By Debbie Shocair
When you invite me to tour your plant and in the same breath claim, “We rarely let the press come,” they already have my undivided attention. Add to that the plant being a mainstay of the Bourbon industry and you get to keep my attention, at least for an hour or two.
That mainstay of Bourbon is the Independent Stave Company (ISC), and located down in the little town of Lebanon is their Kentucky Cooperage. Among supplying many others in the Bluegrass with new white oak barrels (Wild Turkey, Michter’s, Willett, etc.), ISC currently makes 100% of the barrels Jim Beam uses for their wonderful amber delights. Family-owned for about 105 years, ISC describes the business relationship with Jim Beam as a “partnership,” claiming, “We don’t just sell a container. We work with Jim Beam to maintain quality and to find solutions to any problems that may occur.”
Early this month I found myself on an intense and thorough tour of their plant, a tour beyond what the general public enjoys. I saw countless men (and a few women!) working hard in the complicated production line that takes milled oak from plank to barrel in a process that literally took my breath away. I left the factory smelling of sawdust and campfire. I thought it was sort of sexy, and if you can bottle that and sell it to DIY-oriented men… well….
I learned a great deal, from how the American Oak that is harvested can essentially replenish itself to the tremendous importance of the moisture in the wood from start to finish. Perhaps what I found most compelling was the skills of those who work the lines in hot, noisy, demanding conditions to make what is essentially the womb in which young whiskey develops into the amber nectar so many enjoy.
Beneath what must be the largest ceiling fan I’ve ever seen (at least 25 feet across),* the skilled folks at Kentucky Cooperage begin with bare planks. Though there is a clever bit of automation, it is important to note that the machinery serves primarily to transport the emerging barrel from stage to stage as it evolves. Almost all of the real “work” in making barrels progresses under the strong hands of the headers, joiners, risers, and coopers, whose every step is carefully checked by quality control personnel. It can take up to five years to learn the trade and become a skilled barrel raiser, and each man’s pay here is dependent not only on his hours, but also on the quality and dependability of his personal performance and production. It’s a fairly complicated formula that determines each man’s pay and also ensures that the barrel which arrives at any given distillery is absolutely competent to carry out its duty in changing clear try-box goods to the delightful bit of amber gold you find in your bottle.

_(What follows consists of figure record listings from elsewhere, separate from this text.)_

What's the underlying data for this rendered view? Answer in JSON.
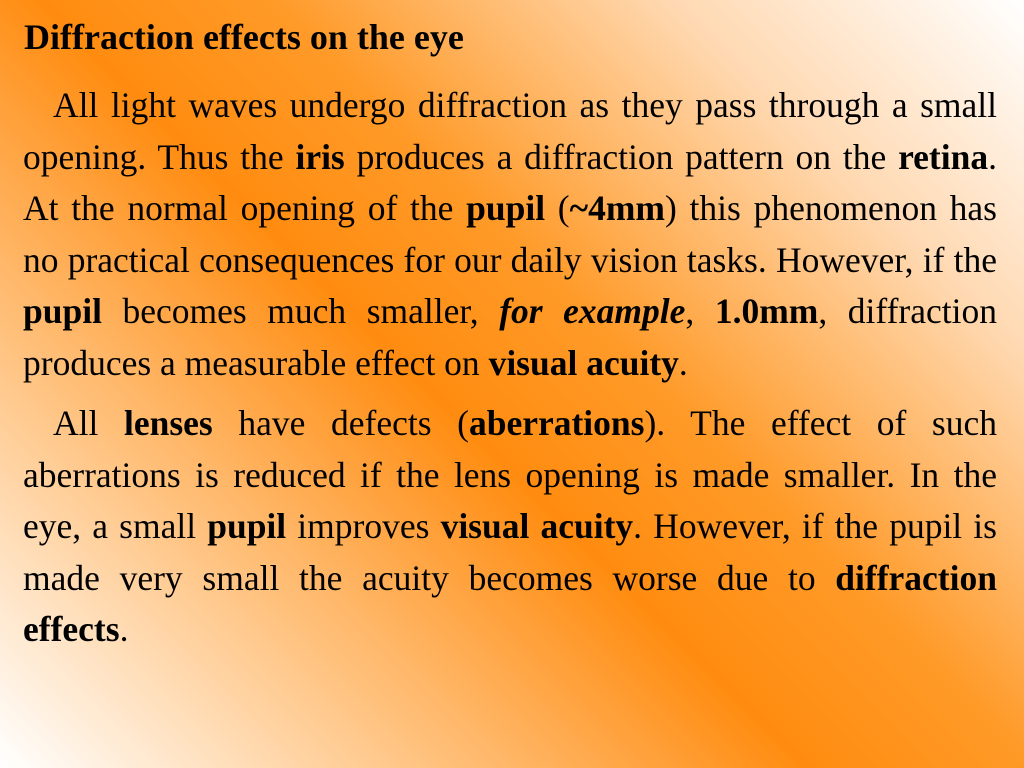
{
  "header": {
    "title": "Diffraction effects on the eye"
  },
  "paragraphs": [
    {
      "runs": [
        {
          "text": "All light waves undergo diffraction as they pass through a small opening. Thus the "
        },
        {
          "text": "iris",
          "bold": true
        },
        {
          "text": " produces a diffraction pattern on the "
        },
        {
          "text": "retina",
          "bold": true
        },
        {
          "text": ". At the normal opening of the "
        },
        {
          "text": "pupil",
          "bold": true
        },
        {
          "text": " ("
        },
        {
          "text": "~4mm",
          "bold": true
        },
        {
          "text": ") this phenomenon has no practical consequences for our daily vision tasks. However, if the "
        },
        {
          "text": "pupil",
          "bold": true
        },
        {
          "text": " becomes much smaller, "
        },
        {
          "text": "for example",
          "bold": true,
          "italic": true
        },
        {
          "text": ", "
        },
        {
          "text": "1.0mm",
          "bold": true
        },
        {
          "text": ", diffraction produces a measurable effect on "
        },
        {
          "text": "visual acuity",
          "bold": true
        },
        {
          "text": "."
        }
      ]
    },
    {
      "runs": [
        {
          "text": "All "
        },
        {
          "text": "lenses",
          "bold": true
        },
        {
          "text": " have defects ("
        },
        {
          "text": "aberrations",
          "bold": true
        },
        {
          "text": "). The effect of such aberrations is reduced if the lens opening is made smaller. In the eye, a small "
        },
        {
          "text": "pupil",
          "bold": true
        },
        {
          "text": " improves "
        },
        {
          "text": "visual acuity",
          "bold": true
        },
        {
          "text": ". However, if the pupil is made very small the acuity becomes worse due to "
        },
        {
          "text": "diffraction effects",
          "bold": true
        },
        {
          "text": "."
        }
      ]
    }
  ]
}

As I set out for my tour, decked out in the requisite protective headgear and eye protection, I was amazed by the sights and sounds around me. Workers of every age were focused intently on the task before them. And each worker’s task was essential. Though there was a bit of a glance given to the group I traveled with, no attention was lost on the task at hand, that of making barrels, step by step. I saw raw planks transformed into the heads, longer planks formed and raised into the familiar barrel shape, and a wondrous progression of drying, steaming, and testing, as the raw wood became a whiskey barrel, whose only containing force was the metal bands holding the planks in place.
Barrel-making is a timber hungry process. The appropriate part of one felled white oak tree yields a log (cut at about 14” diameter), which in turn should yield approximately 3-4 barrels. During what was a brief barrel shortage, Kentucky Cooperage made sure their largest customers had all the barrels they would need, and the smaller distillers got what was available after. It’s good business, smart business, and, albeit with some grumbling in the craft sector, it ensured the best production possible would be maintained everywhere.
Charring the barrels was perhaps the most exciting point in the tour. There were two different points for flame to kiss the wood: one for the heads and one for the barrel body. It was exciting to not only see the flames erupt, but also to feel the heat as the wood emerged from what was a beast of burning. The length of time in the fire determines the level of char, and Jim Beam’s barrel receive a #2 char on the heads, #4 on the body of the barrel. The deeper char tends to weaken the wood, because the most fragile part of the barrel is the head, the char is kept at #2 to help keep it strong. The round belly of the barrel spends about 40 seconds in the flames to get that beautiful alligator #4 char, the black magic that takes new distillate from raw to wonderful.
Kentucky Cooperage is part of a family-owned company that prides itself on innovations (the family boasts engineers who have been essential in the evolution of the production line) and caring for its employees. Over and over I heard about long-term tenure and an organization whose concern was not only for the growth of trade, but also for the general company culture as it related to its workers. The current plant GM began as an hourly employee, and our tour guide had worked in every department. There seems to be a good sense of respect among the workers, and I have never before seen such fine work come from the sweat of so many on one site.
It was certainly an honor to walk the production floor and to be schooled in the science that precedes the practical science of whiskey maturation. Kentucky Cooperage does give public tours, albeit not as thorough as I was privileged to enjoy. Even so, I highly recommend you take a look the next time you happen to be enjoying the Bourbon Trail.
* Editor’s Note: The handiwork of Lexington-based Big Ass Fans is becoming as ubiquitous in the Commonwealth as that of Vendome!